Principal component analysis versus fuzzy principal component analysis A case study: the quality of danube water (1985-1996)

Talanta. 2005 Mar 15;65(5):1215-20. doi: 10.1016/j.talanta.2004.08.047.

Abstract

Principal component analysis (PCA) is a favorite tool in environmetrics for data compression and information extraction. PCA finds linear combinations of the original measurement variables that describe the significant variations in the data. However, it is well-known that PCA, as with any other multivariate statistical method, is sensitive to outliers, missing data, and poor linear correlation between variables due to poorly distributed variables.

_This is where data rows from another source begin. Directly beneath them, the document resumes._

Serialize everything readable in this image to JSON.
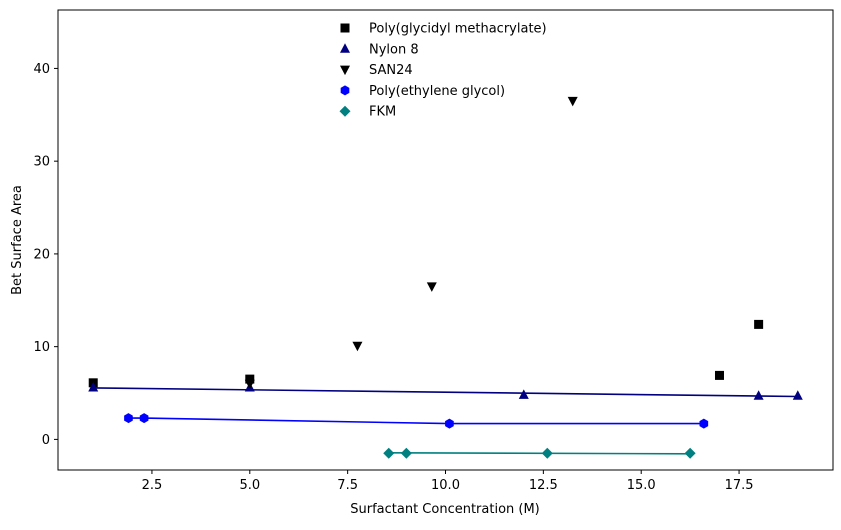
{
  "chart_data": {
    "type": "scatter",
    "title": "",
    "xlabel": "Surfactant Concentration (M)",
    "ylabel": "Bet Surface Area",
    "xlim": [
      0.1,
      19.9
    ],
    "ylim": [
      -3.3,
      46.3
    ],
    "xticks": [
      2.5,
      5.0,
      7.5,
      10.0,
      12.5,
      15.0,
      17.5
    ],
    "xtick_labels": [
      "2.5",
      "5.0",
      "7.5",
      "10.0",
      "12.5",
      "15.0",
      "17.5"
    ],
    "yticks": [
      0,
      10,
      20,
      30,
      40
    ],
    "ytick_labels": [
      "0",
      "10",
      "20",
      "30",
      "40"
    ],
    "grid": false,
    "legend_position": "top-center",
    "series": [
      {
        "name": "Poly(glycidyl methacrylate)",
        "marker": "square",
        "color": "#000000",
        "x": [
          1.0,
          5.0,
          17.0,
          18.0
        ],
        "y": [
          6.1,
          6.5,
          6.9,
          12.4
        ],
        "fit_line": null
      },
      {
        "name": "Nylon 8",
        "marker": "triangle-up",
        "color": "#000080",
        "x": [
          1.0,
          5.0,
          12.0,
          18.0,
          19.0
        ],
        "y": [
          5.6,
          5.6,
          4.8,
          4.7,
          4.7
        ],
        "fit_line": {
          "x": [
            1.0,
            19.0
          ],
          "y": [
            5.55,
            4.62
          ],
          "color": "#000080"
        }
      },
      {
        "name": "SAN24",
        "marker": "triangle-down",
        "color": "#000000",
        "x": [
          5.0,
          7.75,
          9.65,
          13.25
        ],
        "y": [
          6.0,
          10.1,
          16.5,
          36.5
        ],
        "fit_line": null
      },
      {
        "name": "Poly(ethylene glycol)",
        "marker": "hexagon",
        "color": "#0000ff",
        "x": [
          1.9,
          2.3,
          10.1,
          16.6
        ],
        "y": [
          2.3,
          2.3,
          1.7,
          1.7
        ],
        "fit_line": {
          "x": [
            1.9,
            2.3,
            10.1,
            16.6
          ],
          "y": [
            2.3,
            2.3,
            1.7,
            1.7
          ],
          "color": "#0000ff"
        }
      },
      {
        "name": "FKM",
        "marker": "diamond",
        "color": "#008080",
        "x": [
          8.55,
          9.0,
          12.6,
          16.25
        ],
        "y": [
          -1.5,
          -1.5,
          -1.5,
          -1.5
        ],
        "fit_line": {
          "x": [
            8.55,
            16.25
          ],
          "y": [
            -1.45,
            -1.55
          ],
          "color": "#008080"
        }
      }
    ]
  }
}
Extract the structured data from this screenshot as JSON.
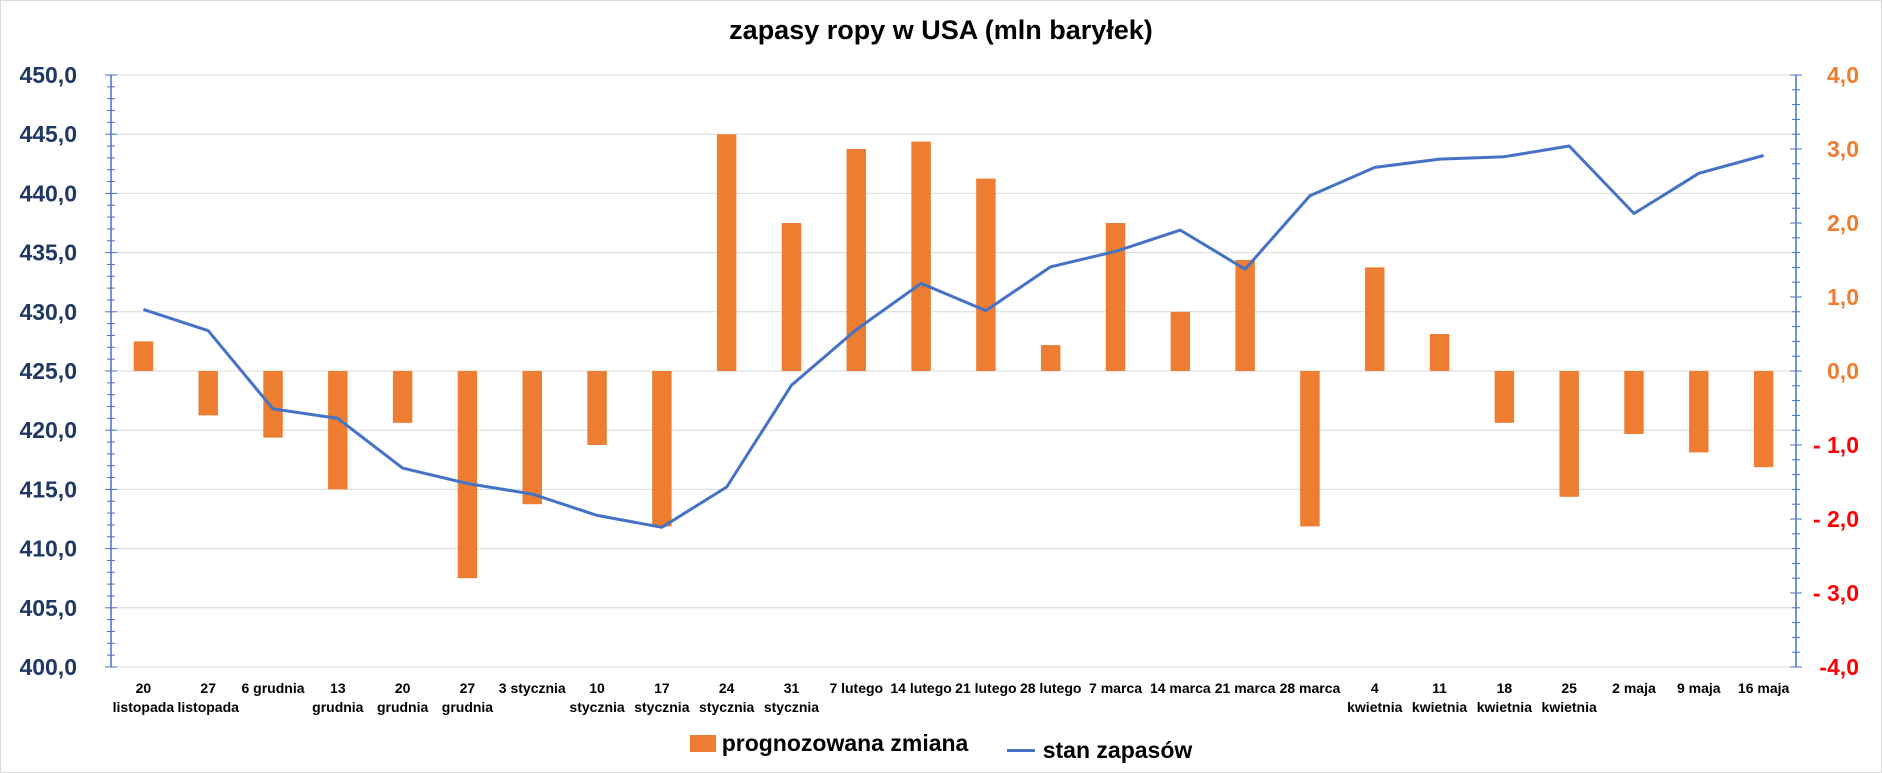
{
  "chart_data": {
    "type": "bar+line",
    "title": "zapasy ropy w USA (mln baryłek)",
    "categories": [
      [
        "20",
        "listopada"
      ],
      [
        "27",
        "listopada"
      ],
      [
        "6 grudnia"
      ],
      [
        "13",
        "grudnia"
      ],
      [
        "20",
        "grudnia"
      ],
      [
        "27",
        "grudnia"
      ],
      [
        "3 stycznia"
      ],
      [
        "10",
        "stycznia"
      ],
      [
        "17",
        "stycznia"
      ],
      [
        "24",
        "stycznia"
      ],
      [
        "31",
        "stycznia"
      ],
      [
        "7 lutego"
      ],
      [
        "14 lutego"
      ],
      [
        "21 lutego"
      ],
      [
        "28 lutego"
      ],
      [
        "7 marca"
      ],
      [
        "14 marca"
      ],
      [
        "21 marca"
      ],
      [
        "28 marca"
      ],
      [
        "4",
        "kwietnia"
      ],
      [
        "11",
        "kwietnia"
      ],
      [
        "18",
        "kwietnia"
      ],
      [
        "25",
        "kwietnia"
      ],
      [
        "2 maja"
      ],
      [
        "9 maja"
      ],
      [
        "16 maja"
      ]
    ],
    "series": [
      {
        "name": "prognozowana zmiana",
        "type": "bar",
        "axis": "right",
        "color": "#ed7d31",
        "values": [
          0.4,
          -0.6,
          -0.9,
          -1.6,
          -0.7,
          -2.8,
          -1.8,
          -1.0,
          -2.1,
          3.2,
          2.0,
          3.0,
          3.1,
          2.6,
          0.35,
          2.0,
          0.8,
          1.5,
          -2.1,
          1.4,
          0.5,
          -0.7,
          -1.7,
          -0.85,
          -1.1,
          -1.3
        ]
      },
      {
        "name": "stan zapasów",
        "type": "line",
        "axis": "left",
        "color": "#4472c4",
        "values": [
          430.2,
          428.4,
          421.8,
          421.0,
          416.8,
          415.5,
          414.6,
          412.8,
          411.8,
          415.2,
          423.8,
          428.5,
          432.4,
          430.1,
          433.8,
          435.1,
          436.9,
          433.6,
          439.8,
          442.2,
          442.9,
          443.1,
          444.0,
          438.3,
          441.7,
          443.2
        ]
      }
    ],
    "yleft": {
      "min": 400,
      "max": 450,
      "step": 5,
      "tick_labels": [
        "400,0",
        "405,0",
        "410,0",
        "415,0",
        "420,0",
        "425,0",
        "430,0",
        "435,0",
        "440,0",
        "445,0",
        "450,0"
      ],
      "color": "#1f3864"
    },
    "yright": {
      "min": -4,
      "max": 4,
      "step": 1,
      "tick_labels": [
        "-4,0",
        "- 3,0",
        "- 2,0",
        "- 1,0",
        "0,0",
        "1,0",
        "2,0",
        "3,0",
        "4,0"
      ],
      "positive_color": "#ed7d31",
      "negative_color": "#ff0000"
    },
    "grid": true,
    "legend_position": "bottom"
  }
}
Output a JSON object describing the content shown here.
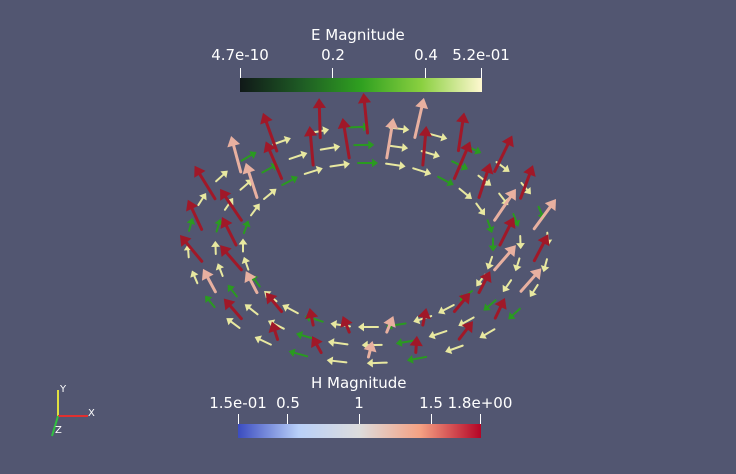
{
  "e_bar": {
    "title": "E Magnitude",
    "ticks": [
      "4.7e-10",
      "0.2",
      "0.4",
      "5.2e-01"
    ],
    "colors": [
      "#101818",
      "#1e5a24",
      "#2fa020",
      "#8ad040",
      "#fff8d0"
    ]
  },
  "h_bar": {
    "title": "H Magnitude",
    "ticks": [
      "1.5e-01",
      "0.5",
      "1",
      "1.5",
      "1.8e+00"
    ],
    "colors": [
      "#3b4cc0",
      "#b9d0f9",
      "#dddcdc",
      "#f5a183",
      "#b40426"
    ]
  },
  "axes": {
    "x": "X",
    "y": "Y",
    "z": "Z",
    "x_color": "#e03030",
    "y_color": "#e0e040",
    "z_color": "#30c040"
  },
  "scene": {
    "h_arrow_color": "#a01828",
    "h_arrow_light": "#e8b0a0",
    "e_arrow_color": "#e8e8a0",
    "e_arrow_green": "#2a9a20"
  }
}
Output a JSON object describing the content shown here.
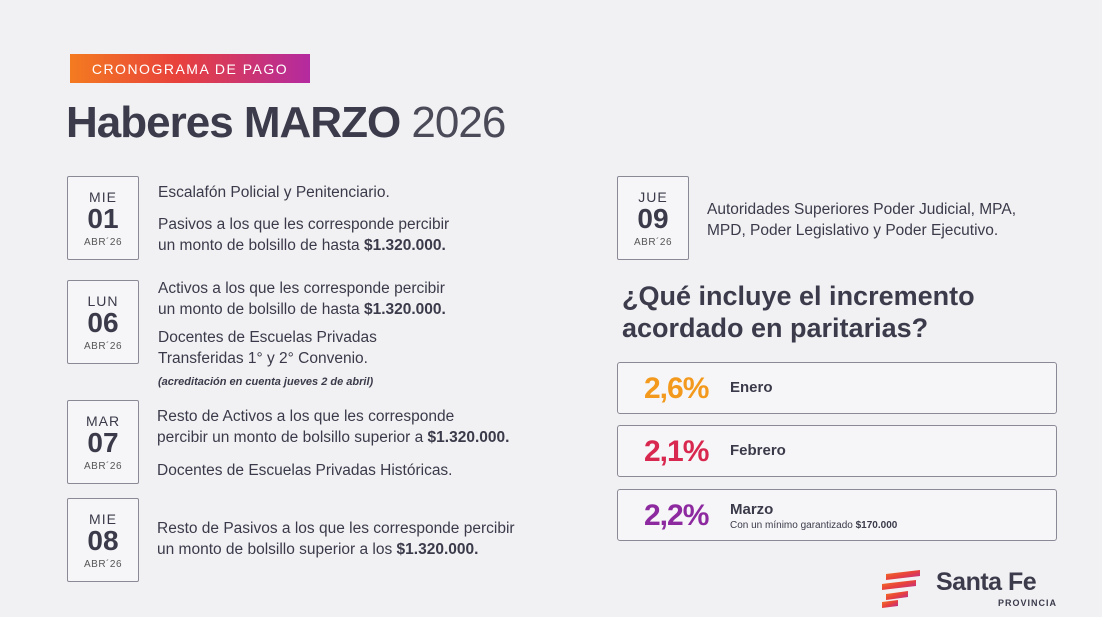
{
  "header": {
    "badge": "CRONOGRAMA DE PAGO",
    "title_bold": "Haberes MARZO",
    "title_year": "2026"
  },
  "schedule": [
    {
      "dow": "MIE",
      "day": "01",
      "month": "ABR´26",
      "line1": "Escalafón Policial y Penitenciario.",
      "line2a": "Pasivos a los que les corresponde percibir",
      "line2b": "un monto de bolsillo de hasta ",
      "amount": "$1.320.000."
    },
    {
      "dow": "LUN",
      "day": "06",
      "month": "ABR´26",
      "line1a": "Activos a los que les corresponde percibir",
      "line1b": "un monto de bolsillo de hasta ",
      "amount": "$1.320.000.",
      "line2a": "Docentes de Escuelas Privadas",
      "line2b": "Transferidas 1° y 2° Convenio.",
      "note": "(acreditación en cuenta jueves 2 de abril)"
    },
    {
      "dow": "MAR",
      "day": "07",
      "month": "ABR´26",
      "line1a": "Resto de Activos a los que les corresponde",
      "line1b": "percibir un monto de bolsillo superior a ",
      "amount": "$1.320.000.",
      "line2": "Docentes de Escuelas Privadas Históricas."
    },
    {
      "dow": "MIE",
      "day": "08",
      "month": "ABR´26",
      "line1a": "Resto de Pasivos a los que les corresponde percibir",
      "line1b": "un monto de bolsillo superior a los ",
      "amount": "$1.320.000."
    },
    {
      "dow": "JUE",
      "day": "09",
      "month": "ABR´26",
      "line1a": "Autoridades Superiores Poder Judicial, MPA,",
      "line1b": "MPD, Poder Legislativo y Poder Ejecutivo."
    }
  ],
  "increment": {
    "question_line1": "¿Qué incluye el  incremento",
    "question_line2": "acordado en paritarias?",
    "items": [
      {
        "pct": "2,6%",
        "month": "Enero",
        "color": "#f39a1e"
      },
      {
        "pct": "2,1%",
        "month": "Febrero",
        "color": "#d9284f"
      },
      {
        "pct": "2,2%",
        "month": "Marzo",
        "color": "#8e2aa0",
        "sub": "Con un mínimo garantizado ",
        "sub_amount": "$170.000"
      }
    ]
  },
  "logo": {
    "name": "Santa Fe",
    "sub": "PROVINCIA"
  }
}
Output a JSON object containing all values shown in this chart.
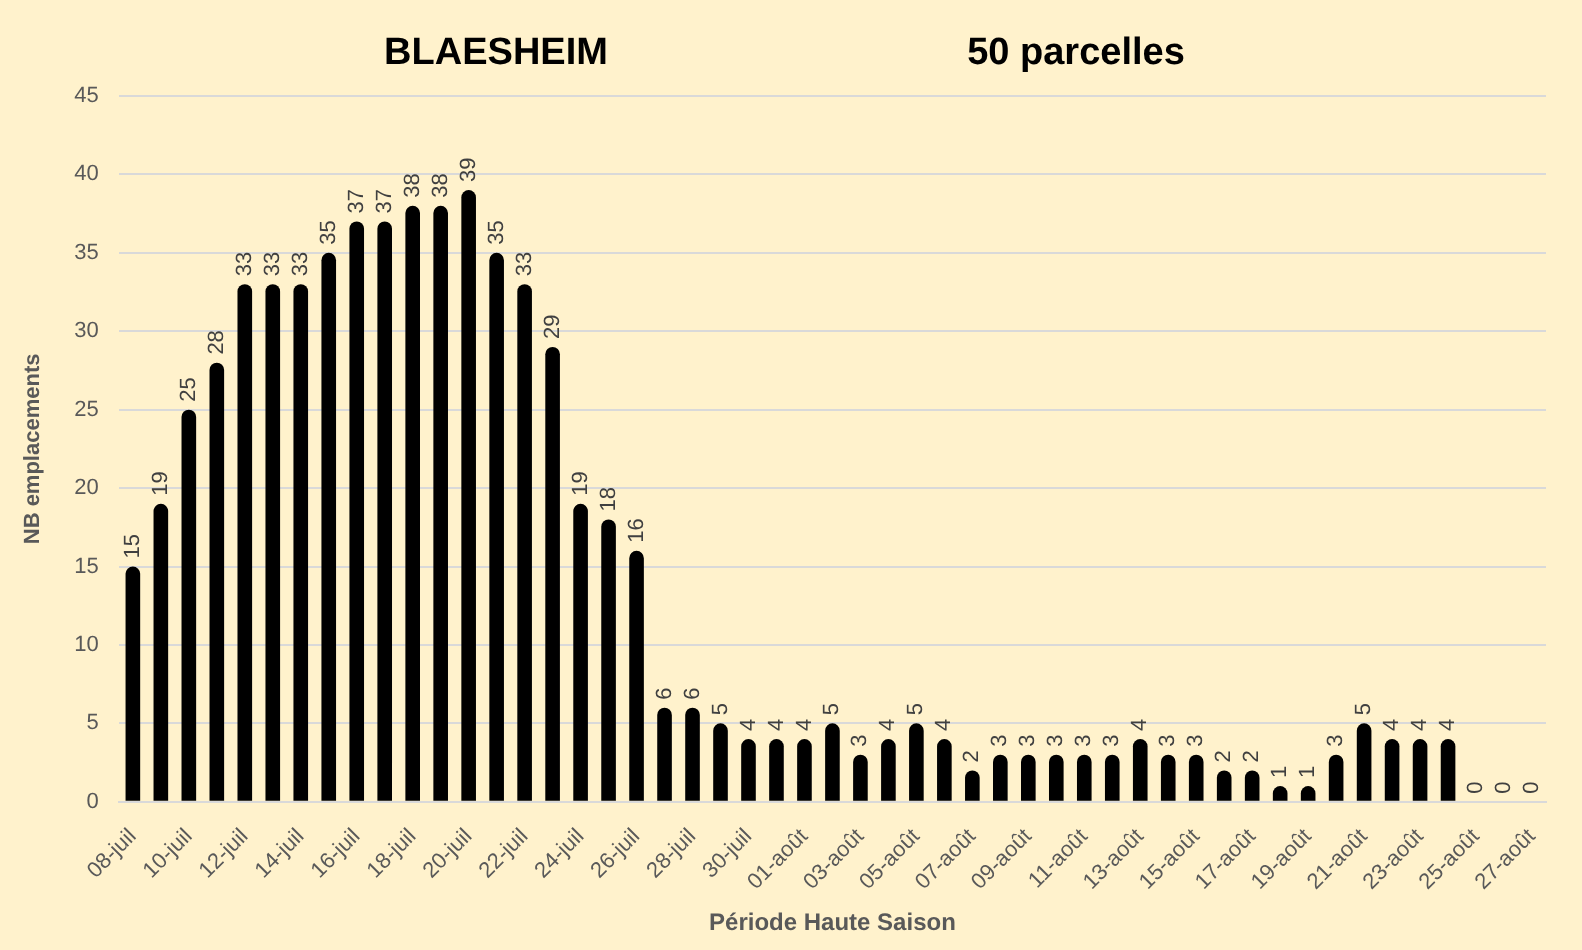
{
  "chart_data": {
    "type": "bar",
    "title": "BLAESHEIM",
    "subtitle": "50 parcelles",
    "xlabel": "Période Haute Saison",
    "ylabel": "NB emplacements",
    "categories": [
      "08-juil",
      null,
      "10-juil",
      null,
      "12-juil",
      null,
      "14-juil",
      null,
      "16-juil",
      null,
      "18-juil",
      null,
      "20-juil",
      null,
      "22-juil",
      null,
      "24-juil",
      null,
      "26-juil",
      null,
      "28-juil",
      null,
      "30-juil",
      null,
      "01-août",
      null,
      "03-août",
      null,
      "05-août",
      null,
      "07-août",
      null,
      "09-août",
      null,
      "11-août",
      null,
      "13-août",
      null,
      "15-août",
      null,
      "17-août",
      null,
      "19-août",
      null,
      "21-août",
      null,
      "23-août",
      null,
      "25-août",
      null,
      "27-août"
    ],
    "values": [
      15,
      19,
      25,
      28,
      33,
      33,
      33,
      35,
      37,
      37,
      38,
      38,
      39,
      35,
      33,
      29,
      19,
      18,
      16,
      6,
      6,
      5,
      4,
      4,
      4,
      5,
      3,
      4,
      5,
      4,
      2,
      3,
      3,
      3,
      3,
      3,
      4,
      3,
      3,
      2,
      2,
      1,
      1,
      3,
      5,
      4,
      4,
      4,
      0,
      0,
      0
    ],
    "color": "#000000",
    "ylim": [
      0,
      45
    ],
    "yticks": [
      0,
      5,
      10,
      15,
      20,
      25,
      30,
      35,
      40,
      45
    ],
    "grid": "y",
    "data_labels": true
  }
}
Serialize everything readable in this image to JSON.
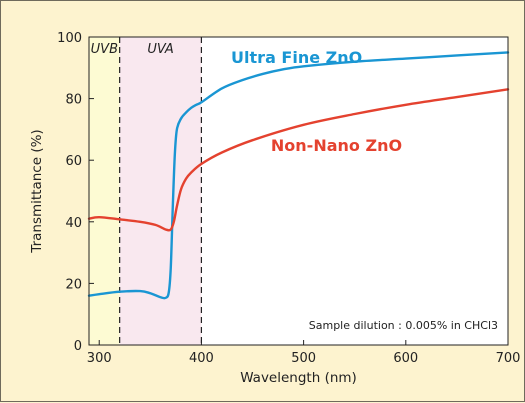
{
  "chart_data": {
    "type": "line",
    "xlabel": "Wavelength  (nm)",
    "ylabel": "Transmittance (%)",
    "xlim": [
      290,
      700
    ],
    "ylim": [
      0,
      100
    ],
    "xticks": [
      300,
      400,
      500,
      600,
      700
    ],
    "yticks": [
      0,
      20,
      40,
      60,
      80,
      100
    ],
    "grid": false,
    "note": "Sample dilution : 0.005% in CHCl3",
    "bands": [
      {
        "label": "UVB",
        "from": 290,
        "to": 320,
        "color": "#fdfbd3"
      },
      {
        "label": "UVA",
        "from": 320,
        "to": 400,
        "color": "#f9e8ef"
      }
    ],
    "band_boundaries": [
      320,
      400
    ],
    "series": [
      {
        "name": "Ultra Fine ZnO",
        "color": "#1a96d3",
        "x": [
          290,
          300,
          320,
          340,
          350,
          360,
          365,
          368,
          370,
          372,
          374,
          376,
          380,
          385,
          390,
          395,
          400,
          420,
          440,
          460,
          480,
          500,
          550,
          600,
          650,
          700
        ],
        "y": [
          16,
          16.5,
          17.3,
          17.5,
          16.8,
          15.5,
          15.3,
          17,
          25,
          45,
          62,
          70,
          73.5,
          75.5,
          77,
          78,
          78.8,
          83.3,
          86,
          88,
          89.5,
          90.5,
          92,
          93,
          94,
          95
        ]
      },
      {
        "name": "Non-Nano ZnO",
        "color": "#e4422f",
        "x": [
          290,
          300,
          320,
          340,
          355,
          365,
          370,
          373,
          376,
          380,
          385,
          390,
          400,
          420,
          450,
          500,
          550,
          600,
          650,
          700
        ],
        "y": [
          41,
          41.5,
          40.8,
          40,
          39,
          37.5,
          37.5,
          40,
          45,
          50.5,
          54,
          56,
          58.8,
          62.5,
          66.5,
          71.5,
          75,
          78,
          80.5,
          83
        ]
      }
    ]
  }
}
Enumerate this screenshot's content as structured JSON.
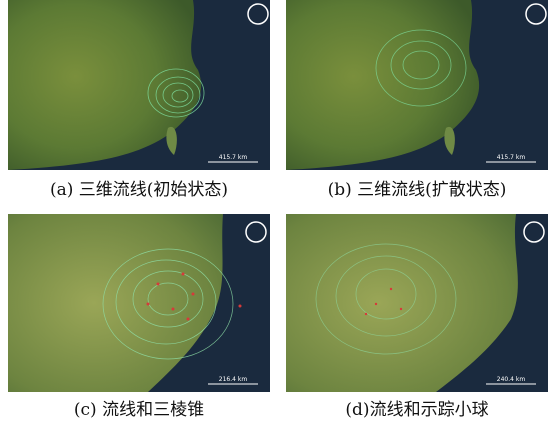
{
  "panels": [
    {
      "caption": "(a) 三维流线(初始状态)",
      "scale": "415.7 km"
    },
    {
      "caption": "(b) 三维流线(扩散状态)",
      "scale": "415.7 km"
    },
    {
      "caption": "(c) 流线和三棱锥",
      "scale": "216.4 km"
    },
    {
      "caption": "(d)流线和示踪小球",
      "scale": "240.4 km"
    }
  ]
}
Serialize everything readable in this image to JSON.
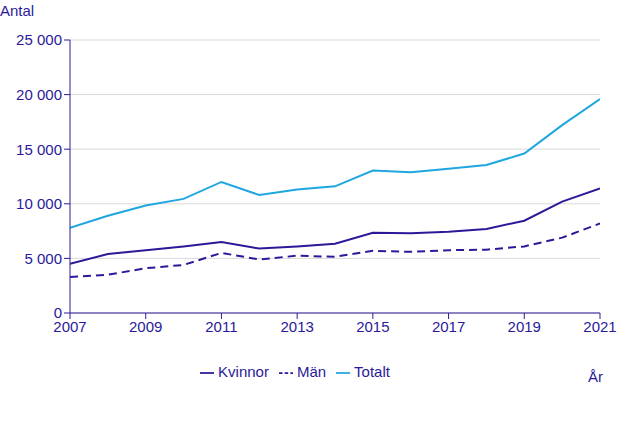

As a result data transformations have a large impact upon PCA. In this regard one of the most powerful approach to improve PCA appears to be the fuzzification of the matrix data, thus diminishing the influence of the outliers. In this paper we discuss and apply a robust fuzzy PCA algorithm (FPCA). The efficiency of the new algorithm is illustrated on a data set concerning the water quality of the Danube River for a period of 11 consecutive years. Considering, for example, a two component model, FPCA accounts for 91.7% of the total variance and PCA accounts only for 39.8%. Much more, PCA showed only a partial separation of the variables and no separation of scores (samples) onto the plane described by the first two principal components, whereas a much sharper differentiation of the variables and scores is observed when FPCA is applied.